A final, ou a única partida, na verdade, que supostamente seria jogada à margem da Exposição Universal de Paris – a BBC diz que os jogadores nunca souberam que estavam a jogar nos JO –, acabou por ser disputada em contexto olímpico, no Vélodrome de Vincennes, perto de Paris, que era mais para ciclismo do que outra coisa qualquer, nos dias 19 e 20 de agosto.
Britânicos e franceses foram os protagonistas do que se chama hoje test-cricket, formato no qual cada equipa tem dois innings para rebater e dois innings em campo. Hoje, os jogos nesse formato estão programados para prolongar-se por quatro ou cinco dias, com partidas de até sete horas por dia. Calma, há intervalos para almoço e chá, pois claro.
Na altura, bastaram dois dias para as duas equipas, que na verdade não eram uma seleção nacional, resolverem a contenda. Os britânicos foram representados pelo clube Devon and Somerset Wanderers, que andava por França a demonstrar as virtudes do críquete, conta ainda o olympics.com. O convite foi aceite e assim se deu a primeira e única jogatana de críquete no maior evento do desporto mundial.
Do outro lado estava França. Ou mais ou menos. Está aqui cambalhota no guião desta história: os representantes dos franceses eram maioritariamente expatriados… britânicos e um combinado de jogadores de clubes do Albion and Standard Athletic, segundo o “The Guardian”. Portanto, a primeira final olímpica da história do críquete foi jogada com britânicos dos dois lados. Apenas dois atletas, dos 24 que entraram em campo pelos ‘franceses’, tinham jogado ao mais alto nível.
Sem surpresa, a Grã-Bretanha venceu o jogo, ainda que apenas o tenha resolvido a cinco minutos do fim do segundo dia. Foram 158 runs dos britânicos contra 104 dos rivais. Em destaque estiveram Charles Beachcroft, o capitão, e Alfred Bowerman.
Mas há mais uma inusitada maravilha desta história. Conta o mesmo site, e mais vale ir à fonte oficial, que os britânicos, os vencedores, receberam medalhas de prata, enquanto os segundos classificados receberam de bronze (esta situação seria corrigida passados uns anos).

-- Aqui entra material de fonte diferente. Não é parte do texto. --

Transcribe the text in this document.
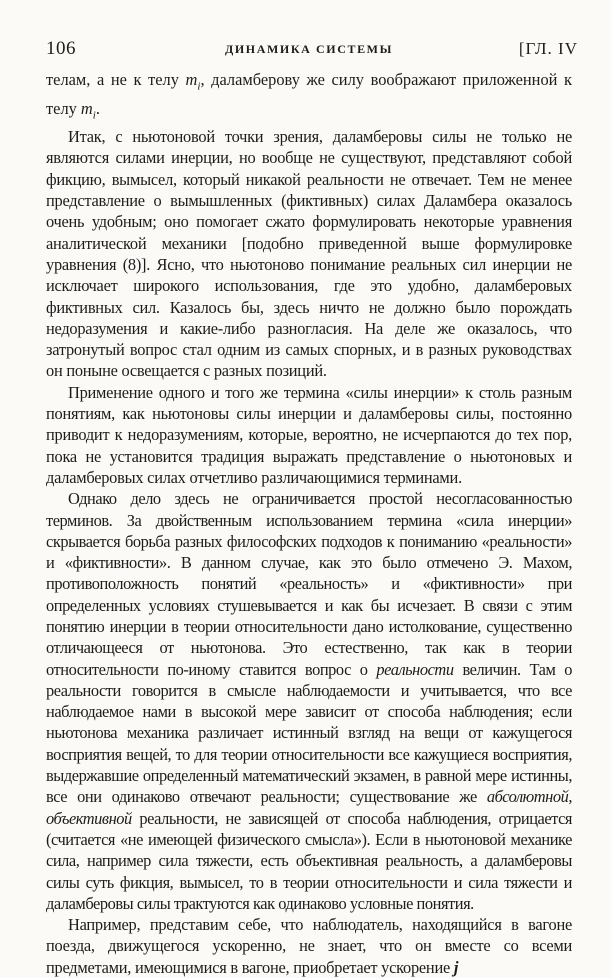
106	ДИНАМИКА СИСТЕМЫ	[ГЛ. IV

телам, а не к телу $m_i$, даламберову же силу воображают приложенной к телу $m_i$.

Итак, с ньютоновой точки зрения, даламберовы силы не только не являются силами инерции, но вообще не существуют, представляют собой фикцию, вымысел, который никакой реальности не отвечает. Тем не менее представление о вымышленных (фиктивных) силах Даламбера оказалось очень удобным; оно помогает сжато формулировать некоторые уравнения аналитической механики [подобно приведенной выше формулировке уравнения (8)]. Ясно, что ньютоново понимание реальных сил инерции не исключает широкого использования, где это удобно, даламберовых фиктивных сил. Казалось бы, здесь ничто не должно было порождать недоразумения и какие-либо разногласия. На деле же оказалось, что затронутый вопрос стал одним из самых спорных, и в разных руководствах он поныне освещается с разных позиций.

Применение одного и того же термина «силы инерции» к столь разным понятиям, как ньютоновы силы инерции и даламберовы силы, постоянно приводит к недоразумениям, которые, вероятно, не исчерпаются до тех пор, пока не установится традиция выражать представление о ньютоновых и даламберовых силах отчетливо различающимися терминами.

Однако дело здесь не ограничивается простой несогласованностью терминов. За двойственным использованием термина «сила инерции» скрывается борьба разных философских подходов к пониманию «реальности» и «фиктивности». В данном случае, как это было отмечено Э. Махом, противоположность понятий «реальность» и «фиктивности» при определенных условиях стушевывается и как бы исчезает. В связи с этим понятию инерции в теории относительности дано истолкование, существенно отличающееся от ньютонова. Это естественно, так как в теории относительности по-иному ставится вопрос о реальности величин. Там о реальности говорится в смысле наблюдаемости и учитывается, что все наблюдаемое нами в высокой мере зависит от способа наблюдения; если ньютонова механика различает истинный взгляд на вещи от кажущегося восприятия вещей, то для теории относительности все кажущиеся восприятия, выдержавшие определенный математический экзамен, в равной мере истинны, все они одинаково отвечают реальности; существование же абсолютной, объективной реальности, не зависящей от способа наблюдения, отрицается (считается «не имеющей физического смысла»). Если в ньютоновой механике сила, например сила тяжести, есть объективная реальность, а даламберовы силы суть фикция, вымысел, то в теории относительности и сила тяжести и даламберовы силы трактуются как одинаково условные понятия.

Например, представим себе, что наблюдатель, находящийся в вагоне поезда, движущегося ускоренно, не знает, что он вместе со всеми предметами, имеющимися в вагоне, приобретает ускорение j
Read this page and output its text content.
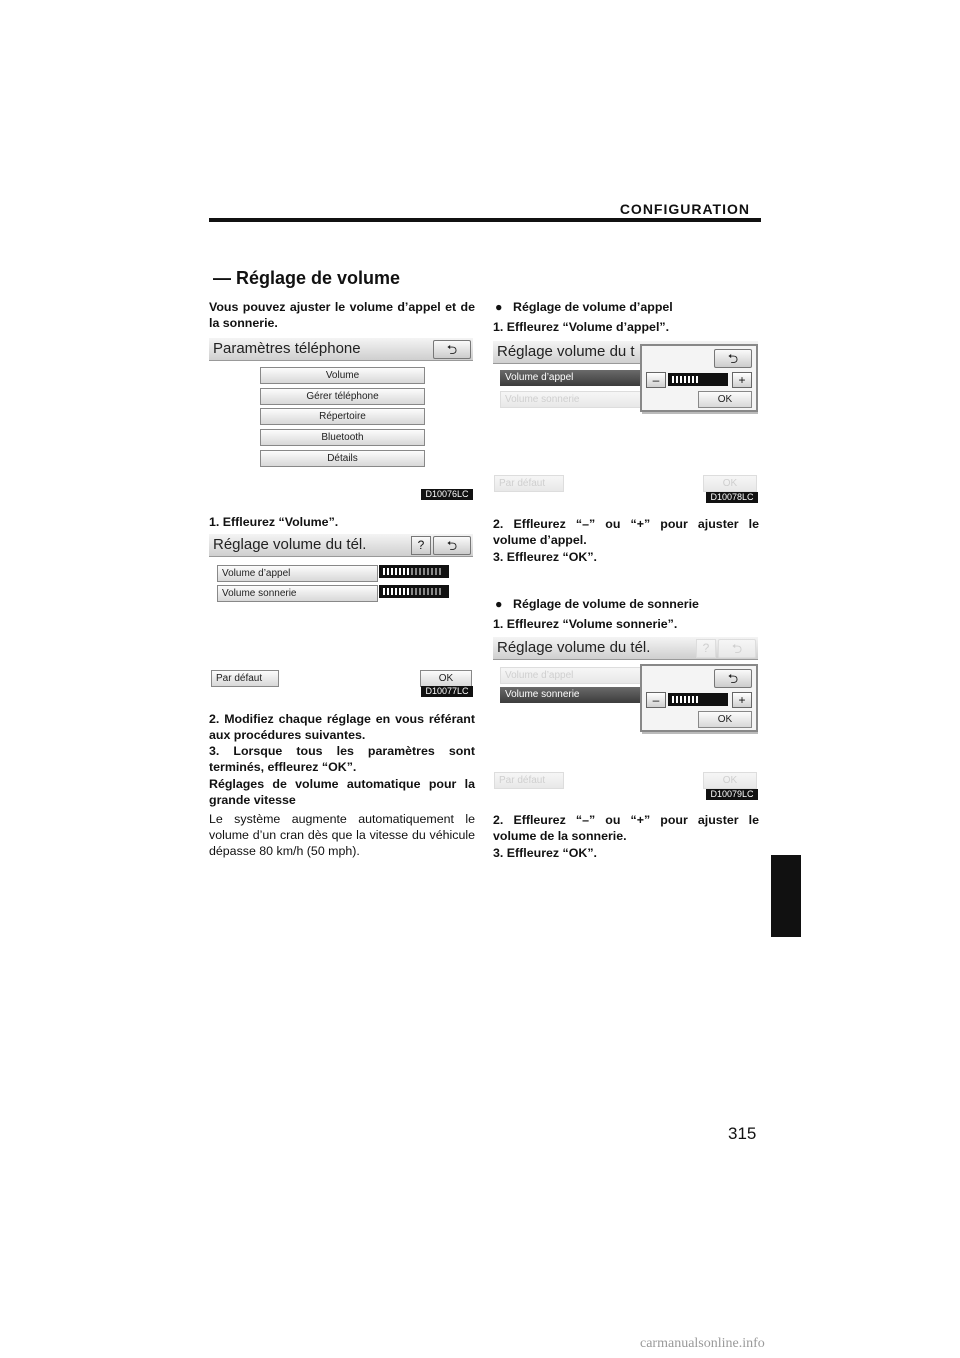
CONFIGURATION
— Réglage de volume
Vous pouvez ajuster le volume d’appel et de la sonnerie.
Paramètres téléphone	⮌
Volume
Gérer téléphone
Répertoire
Bluetooth
Détails
D10076LC
1. Effleurez “Volume”.
Réglage volume du tél.	?	⮌
Volume d’appel
Volume sonnerie
Par défaut	OK
D10077LC
2. Modifiez chaque réglage en vous référant aux procédures suivantes.
3. Lorsque tous les paramètres sont terminés, effleurez “OK”.
Réglages de volume automatique pour la grande vitesse
Le système augmente automatiquement le volume d’un cran dès que la vitesse du véhicule dépasse 80 km/h (50 mph).
● Réglage de volume d’appel
1. Effleurez “Volume d’appel”.
Réglage volume du t
Volume d’appel
Volume sonnerie
⮌
–	+
OK
Par défaut	OK
D10078LC
2. Effleurez “–” ou “+” pour ajuster le volume d’appel.
3. Effleurez “OK”.
● Réglage de volume de sonnerie
1. Effleurez “Volume sonnerie”.
Réglage volume du tél.	?	⮌
Volume d’appel
Volume sonnerie
⮌
–	+
OK
Par défaut	OK
D10079LC
2. Effleurez “–” ou “+” pour ajuster le volume de la sonnerie.
3. Effleurez “OK”.
315
carmanualsonline.info
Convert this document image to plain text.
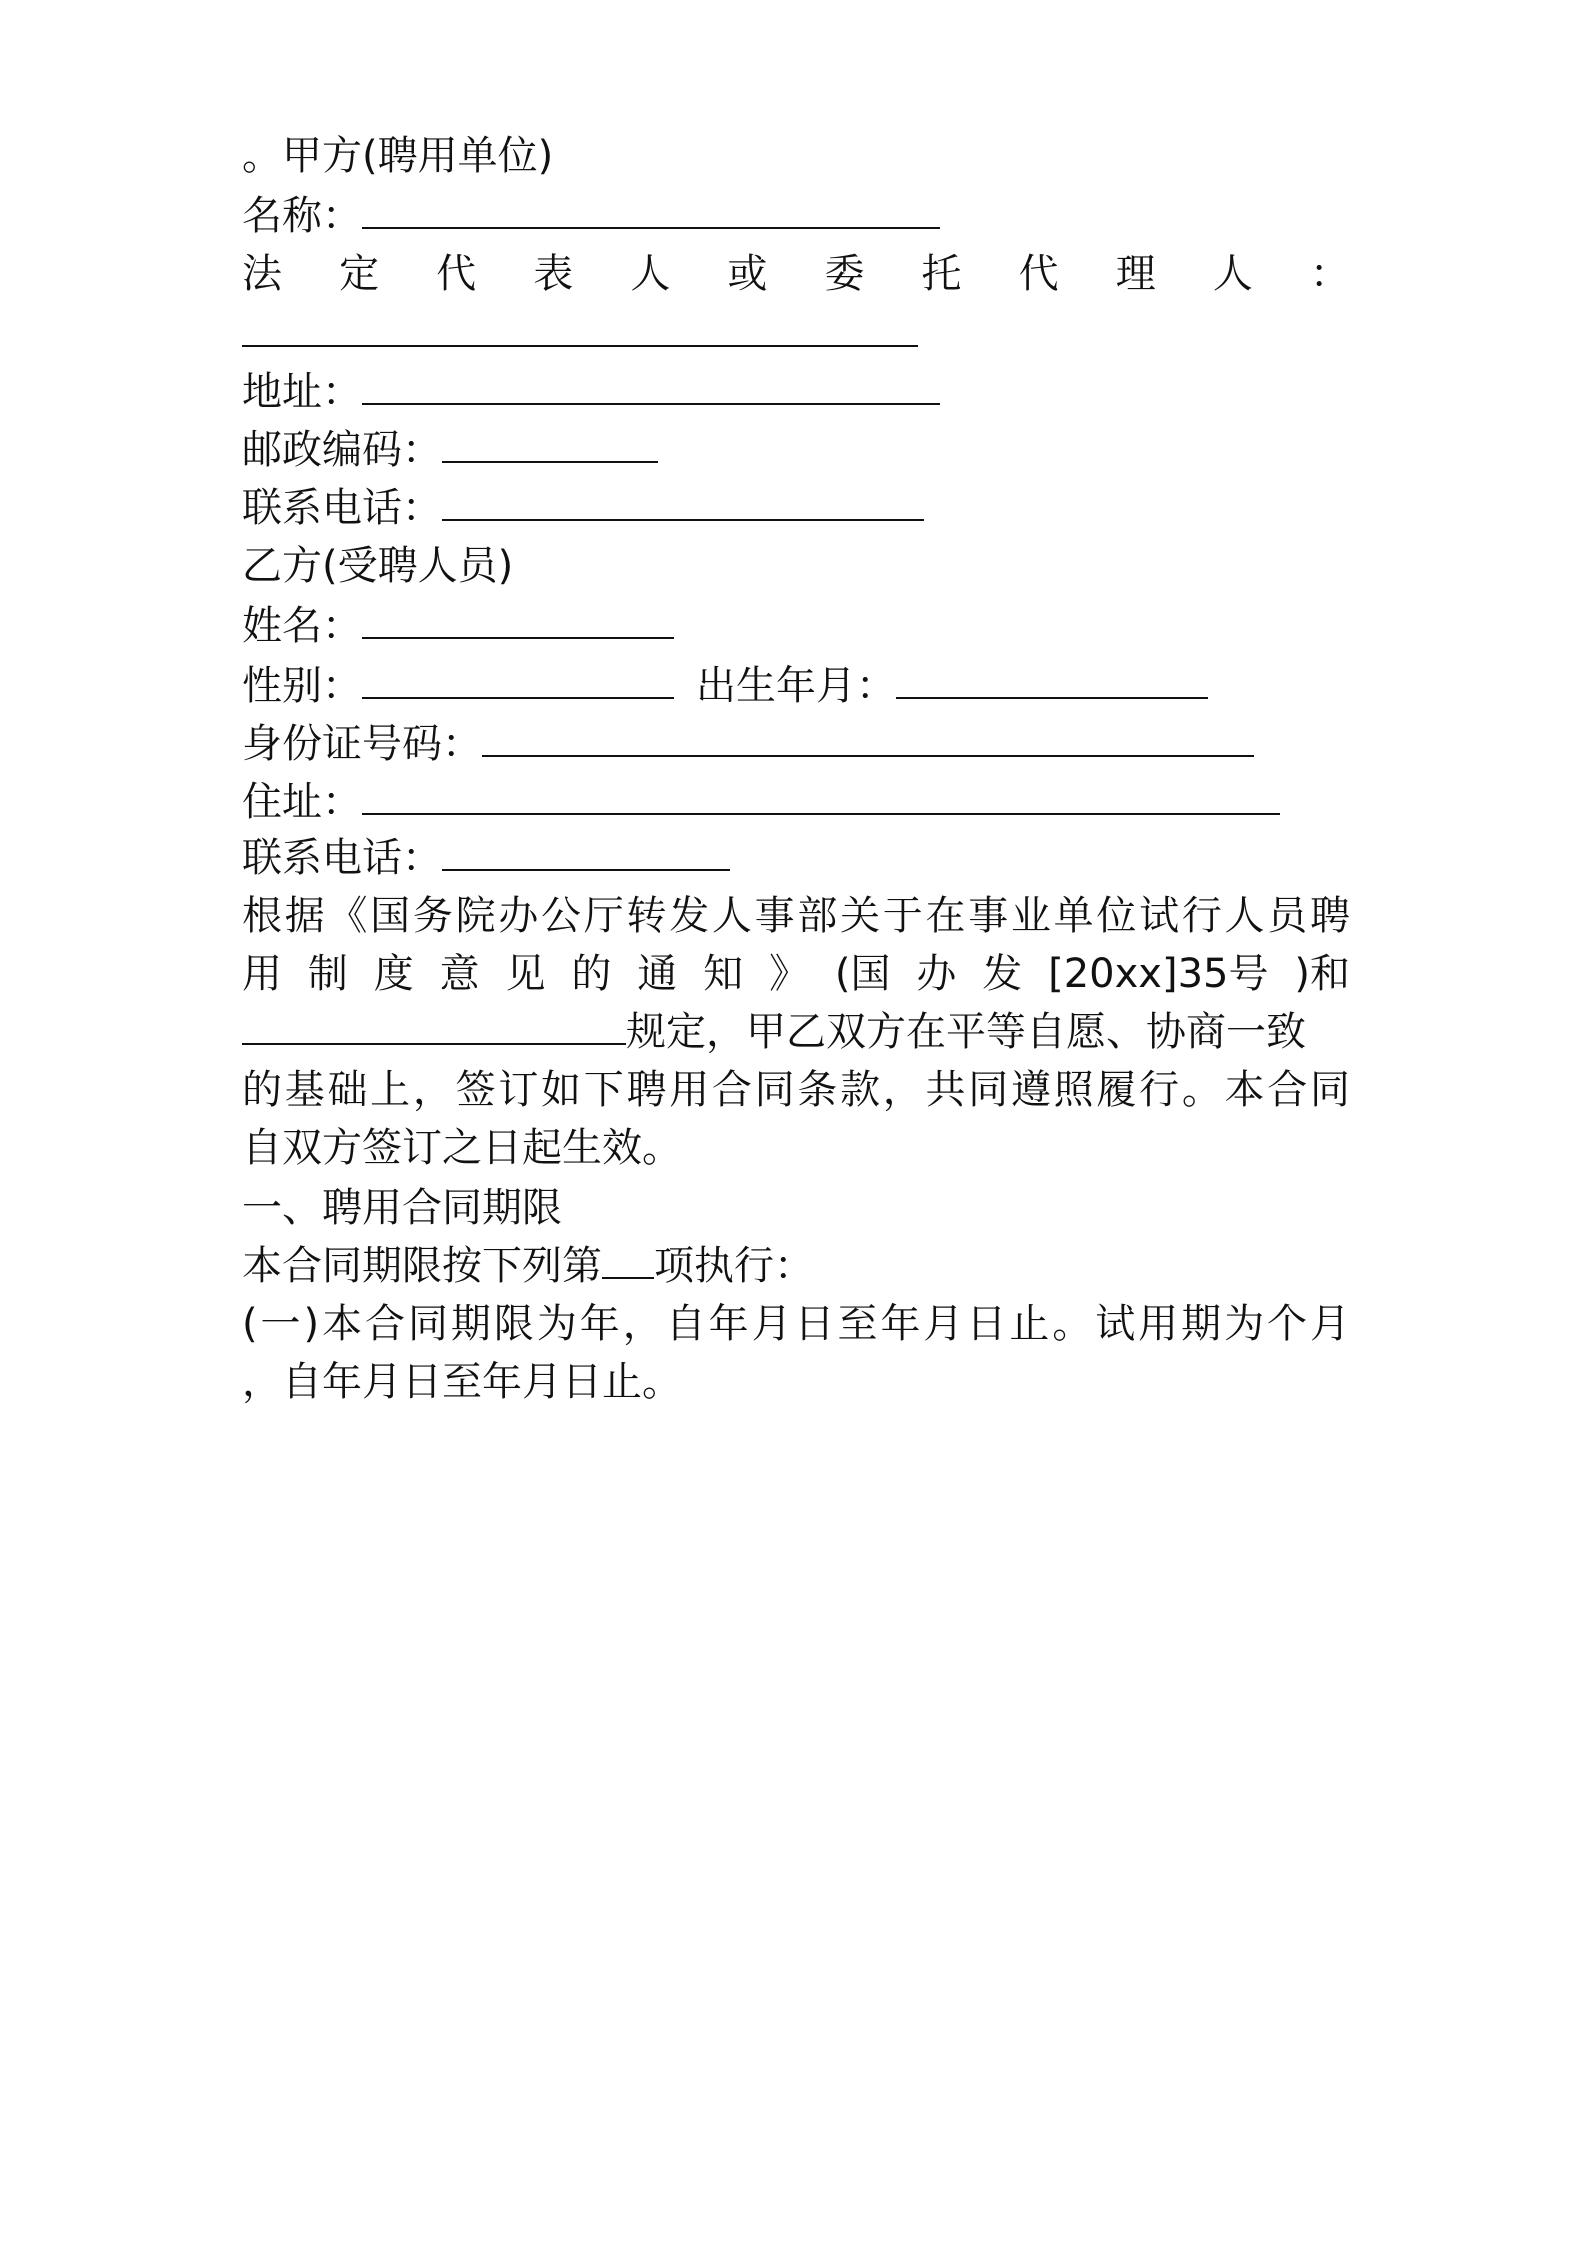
。甲方(聘用单位)
名称：
法 定 代 表 人 或 委 托 代 理 人 ：
地址：
邮政编码：
联系电话：
乙方(受聘人员)
姓名：
性别：	出生年月：
身份证号码：
住址：
联系电话：
根据《国务院办公厅转发人事部关于在事业单位试行人员聘
用 制 度 意 见 的 通 知 》 (国 办 发 [20xx]35号 )和
规定，甲乙双方在平等自愿、协商一致
的基础上，签订如下聘用合同条款，共同遵照履行。本合同
自双方签订之日起生效。
一、聘用合同期限
本合同期限按下列第 项执行：
(一)本合同期限为年，自年月日至年月日止。试用期为个月
，自年月日至年月日止。
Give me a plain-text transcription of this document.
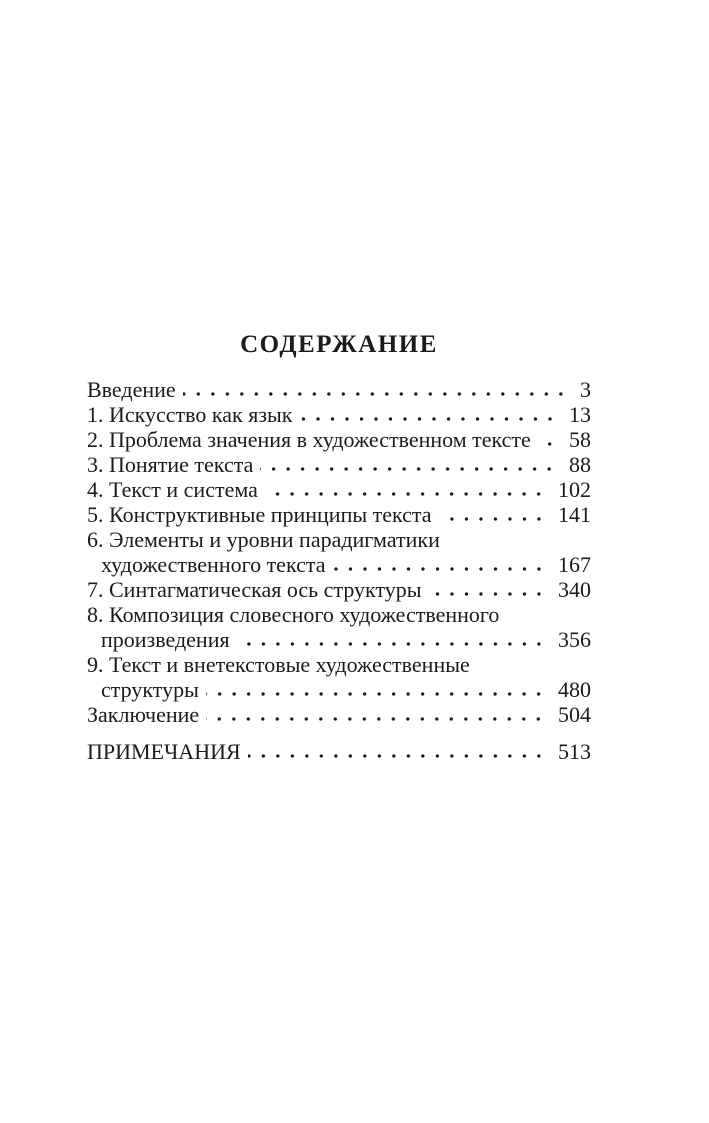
СОДЕРЖАНИЕ
Введение	3
1. Искусство как язык	13
2. Проблема значения в художественном тексте 58
3. Понятие текста	88
4. Текст и система	102
5. Конструктивные принципы текста	141
6. Элементы и уровни парадигматики
художественного текста	167
7. Синтагматическая ось структуры	340
8. Композиция словесного художественного
произведения	356
9. Текст и внетекстовые художественные
структуры	480
Заключение	504
ПРИМЕЧАНИЯ	513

Igual para todos, foi a Torre Eiffel em miniatura que cada jogador recebeu.
Conclusão, os britânicos têm um título olímpico para defender, certo?
Voltemos a Bach e à explicação para esta escolha e regresso. “Vemos a crescente popularidade do críquete, particularmente no formato T20. É uma situação win-win”, admitiu. “Os Jogos Olímpicos vão dar ao críquete um palco global e a oportunidade para crescer para lá do críquete tradicional em certos países e regiões. Para o movimento olímpico, é uma oportunidade para engajar com comunidades de adeptos e de atletas com os quais tivemos pouco ou nenhum acesso.”